GENRE: classical novel
In Georgian England, Mrs. Bennet raises her five daughters Jane, Elizabeth, Mary, Kitty and Lydia with the purpose of getting them married to a rich husband that can support the family. They are not from the upper class, and their house in Hertfordshire will be inherited by a distant cousin, Mr Collins, if Mr. Bennet dies. When the wealthy bachelor Mr. Bingley and his best friend Mr. Darcy arrive in town to spend the summer in a mansion nearby their property, the shy and beautiful Jane falls in love for Mr. Bingley, while Lizzie finds Mr. Darcy a snobbish and proud man, and she swears to loathe him forever. This is the beginning of their wonderful love story.
THIS MISS REVIEWS:
I love to review classical novels. This time, my target is the famous and well-loved novel Pride and Prejudice by Jane Austen. I first read the novel when I was 15, and I’d heard of Jane Austen, but I’d never read an Austen book before, and I had no idea there was a BBC series starring Colin Firth and Jennifer Ehle, so I had no expectations about the novel, or any prior opinions. This was a pure reading experience for me.
I love this time period. Regency England is exactly my cup of tea, from the historical point of view, as well as from the perspective of manners and culture that existed in England during that time. People were classy and knew their manners. Gentlemen would stand up when a woman stood up. They loved to dance. The courting procedure was really polite, and since couples had to be chaperoned until the wedding day, I can only imagine the powerful feelings of expectations going through their veins. Nowadays, everything’s served to us on silver platters, it seems. Back then, people appreciated things with stronger feelings. So yes, I guess what I’m trying to say is that one reason I love this novel is the presentation of the time period. In this respect, the novel really offers perfect escapism.

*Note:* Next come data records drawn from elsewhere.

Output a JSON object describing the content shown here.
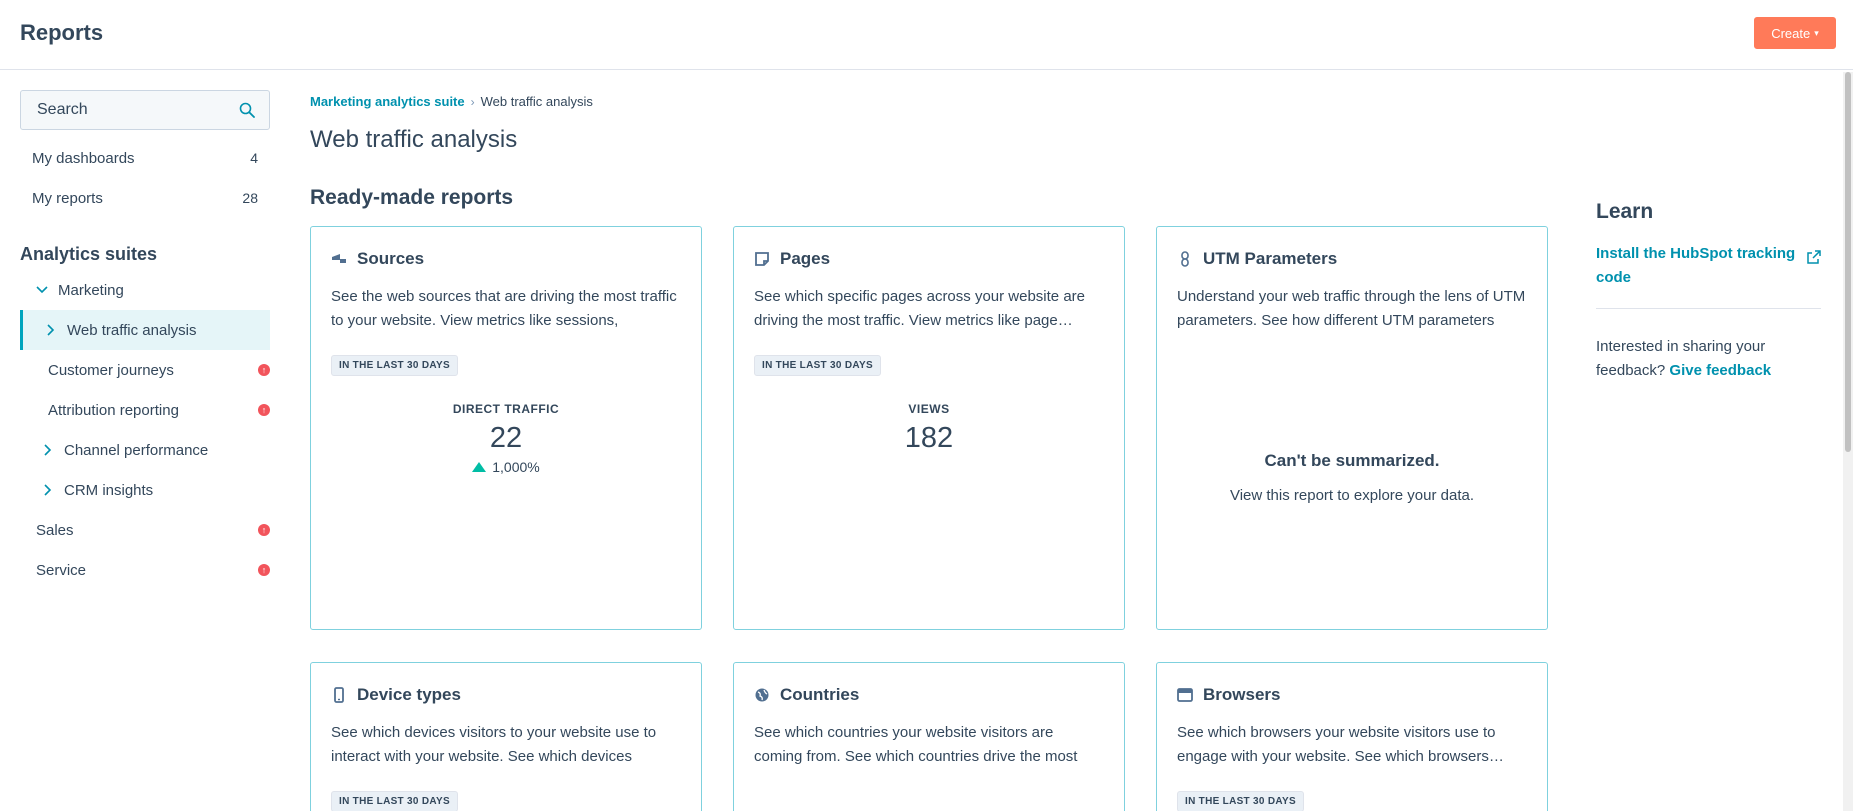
{
  "header": {
    "title": "Reports",
    "create_label": "Create"
  },
  "sidebar": {
    "search_placeholder": "Search",
    "top_items": [
      {
        "label": "My dashboards",
        "count": "4"
      },
      {
        "label": "My reports",
        "count": "28"
      }
    ],
    "suites_title": "Analytics suites",
    "marketing_label": "Marketing",
    "marketing_children": [
      {
        "label": "Web traffic analysis"
      },
      {
        "label": "Customer journeys"
      },
      {
        "label": "Attribution reporting"
      },
      {
        "label": "Channel performance"
      },
      {
        "label": "CRM insights"
      }
    ],
    "sales_label": "Sales",
    "service_label": "Service"
  },
  "breadcrumb": {
    "parent": "Marketing analytics suite",
    "current": "Web traffic analysis"
  },
  "main": {
    "title": "Web traffic analysis",
    "section_heading": "Ready-made reports",
    "cards": [
      {
        "title": "Sources",
        "icon": "sources-icon",
        "desc": "See the web sources that are driving the most traffic to your website. View metrics like sessions, session…",
        "badge": "IN THE LAST 30 DAYS",
        "metric_label": "DIRECT TRAFFIC",
        "metric_value": "22",
        "metric_change": "1,000%"
      },
      {
        "title": "Pages",
        "icon": "pages-icon",
        "desc": "See which specific pages across your website are driving the most traffic. View metrics like page…",
        "badge": "IN THE LAST 30 DAYS",
        "metric_label": "VIEWS",
        "metric_value": "182"
      },
      {
        "title": "UTM Parameters",
        "icon": "link-icon",
        "desc": "Understand your web traffic through the lens of UTM parameters. See how different UTM parameters are…",
        "nosum_title": "Can't be summarized.",
        "nosum_sub": "View this report to explore your data."
      },
      {
        "title": "Device types",
        "icon": "device-icon",
        "desc": "See which devices visitors to your website use to interact with your website. See which devices drive…",
        "badge": "IN THE LAST 30 DAYS"
      },
      {
        "title": "Countries",
        "icon": "globe-icon",
        "desc": "See which countries your website visitors are coming from. See which countries drive the most page…"
      },
      {
        "title": "Browsers",
        "icon": "browser-icon",
        "desc": "See which browsers your website visitors use to engage with your website. See which browsers…",
        "badge": "IN THE LAST 30 DAYS"
      }
    ]
  },
  "learn": {
    "title": "Learn",
    "link_label": "Install the HubSpot tracking code",
    "feedback_text": "Interested in sharing your feedback?",
    "feedback_link": "Give feedback"
  },
  "colors": {
    "accent": "#0091ae",
    "create": "#ff7a59",
    "warning": "#f2545b",
    "card_border": "#7fd1de",
    "positive": "#00bda5"
  }
}
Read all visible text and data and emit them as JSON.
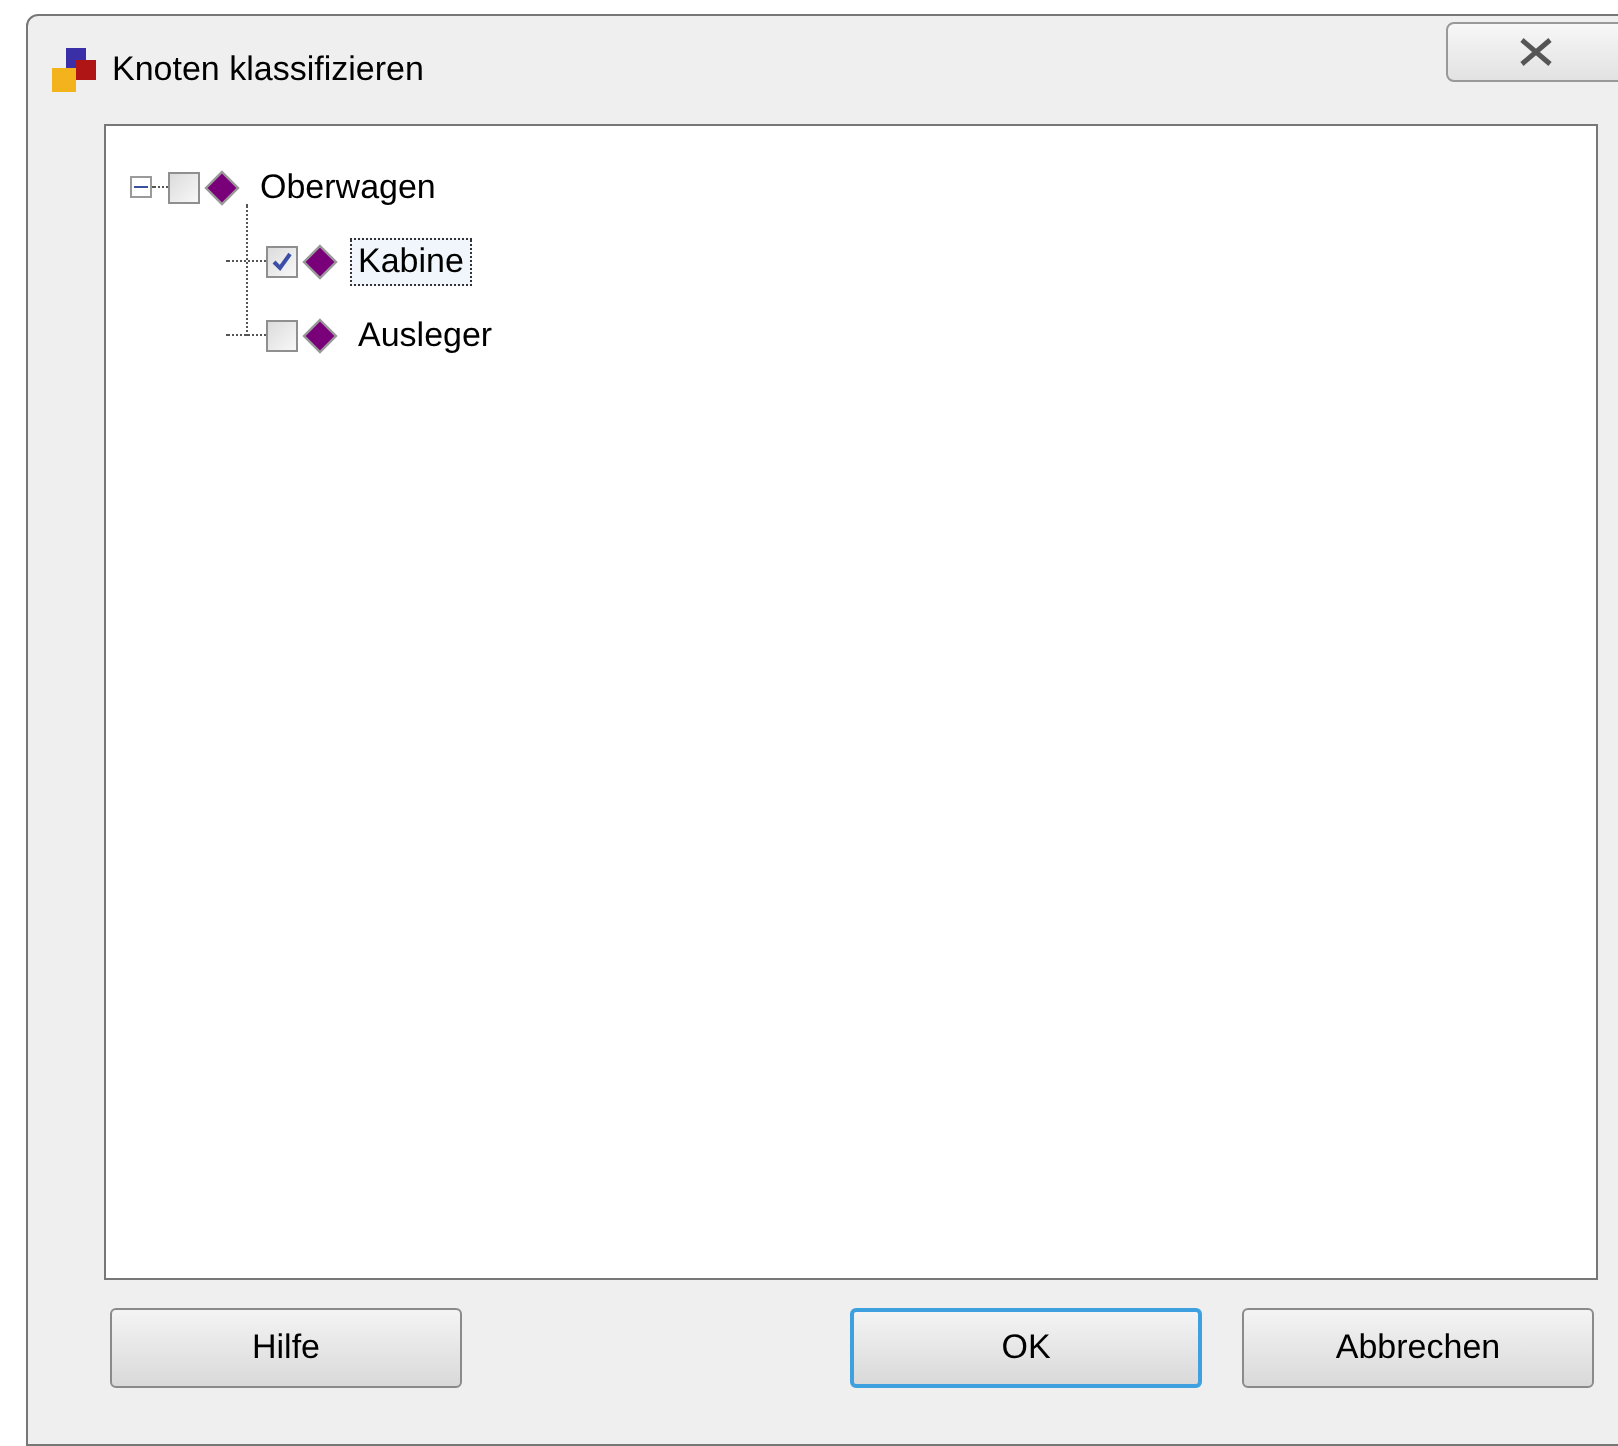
{
  "window": {
    "title": "Knoten klassifizieren"
  },
  "tree": [
    {
      "label": "Oberwagen",
      "expanded": true,
      "checked": false,
      "selected": false,
      "children": [
        {
          "label": "Kabine",
          "checked": true,
          "selected": true
        },
        {
          "label": "Ausleger",
          "checked": false,
          "selected": false
        }
      ]
    }
  ],
  "buttons": [
    {
      "label": "Hilfe",
      "default": false
    },
    {
      "label": "OK",
      "default": true
    },
    {
      "label": "Abbrechen",
      "default": false
    }
  ]
}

The characters and the humour are truly enjoyable. I really love Elizabeth. She is a woman of her time, but she’s not a goody-goody. Elizabeth is outspoken, intelligent, witty and confident. She loves her family and is devoted to her true friends. Her greatest flaw is prejudice. She’s perhaps a bit too confident, and that’s good, because I don’t like perfect characters, and Elizabeth is definitely not perfect. Elizabeth’s family is very colourful and they are fun to read about. Mr Bennet is a bit aloof and basically only respects Elizabeth and Jane, I think, although he has five children. Mrs Bennet is obsessed with marrying her daughters and with her epic poor nerves. Lydia is insipid and frivolous, and Kitty is always by her side, influenced in her silly behaviour by her sister Lydia. Mary is a pious, peculiar little thing. Jane is gentle, kind and always sees well in everyone, which almost costs her her happiness. I’ve already explained about Elizabeth. Indeed, the Bennet family is great to read about.
As for Mr Darcy, he is pretty epic, I think. He’s not my type, but he is a great man and a great character. At first, he’s very unpleasant and proud. His pride stems from his privileged position in society. He’s been pampered all his life. But at the same time, it is also a camouflage for his lack of social skills. He’s a silent, solitary man who doesn’t really do well in large crowds, for example a ball. He tries to hide that and ends up looking stiff and arrogant. He is also intelligent and he only speaks when he has something significant to say. He is also loyal and a good friend to Charles Bingley, Jane Bennet’s love. The things he does for his friend are not always admirable, but Darcy believes he does them in the name of friendship. Darcy really is a loyal companion.
Mr Collins, it seems, is from another planet. He’s really horrible, but great at the same time. You can’t help but laugh at him, he is so silly. He is so proud and happy that he is in Lady Catherine’s graces that it’s all he can think about. He’s really funny. Surprisingly enough, he is the first character that gets married. The novel also features a rogue, in the form of Mr Wickham, who causes a few problems because of his lies with which he seeks pity from others.
Elizabeth and Darcy’s love is epic, I have to say. Theirs is probably the first story in literature where a couple didn’t like each other at first. Their initial acquaintance is a clash between Darcy’s pride and Elizabeth’s prejudiced opinion about him. It is great to read, however, how she starts to see him in a different light – as he really is – and how he becomes more relaxed and friendly. They change each other for the better and really complement each other. They are not a forced couple; they really belong together naturally. They are perfectly compatible. It is evident in the end that Darcy’s and Elizabeth’s love for each other is genuine.
Apart from a wonderful story, this novel also offers a great insight into the society of that time. I have been reading about this period a lot for academic purposes, and this novel is really great to analyse as well. It’s a delightful read, and it’s very easy to fall in love with the story and Jane Austen’s beautiful period lingo.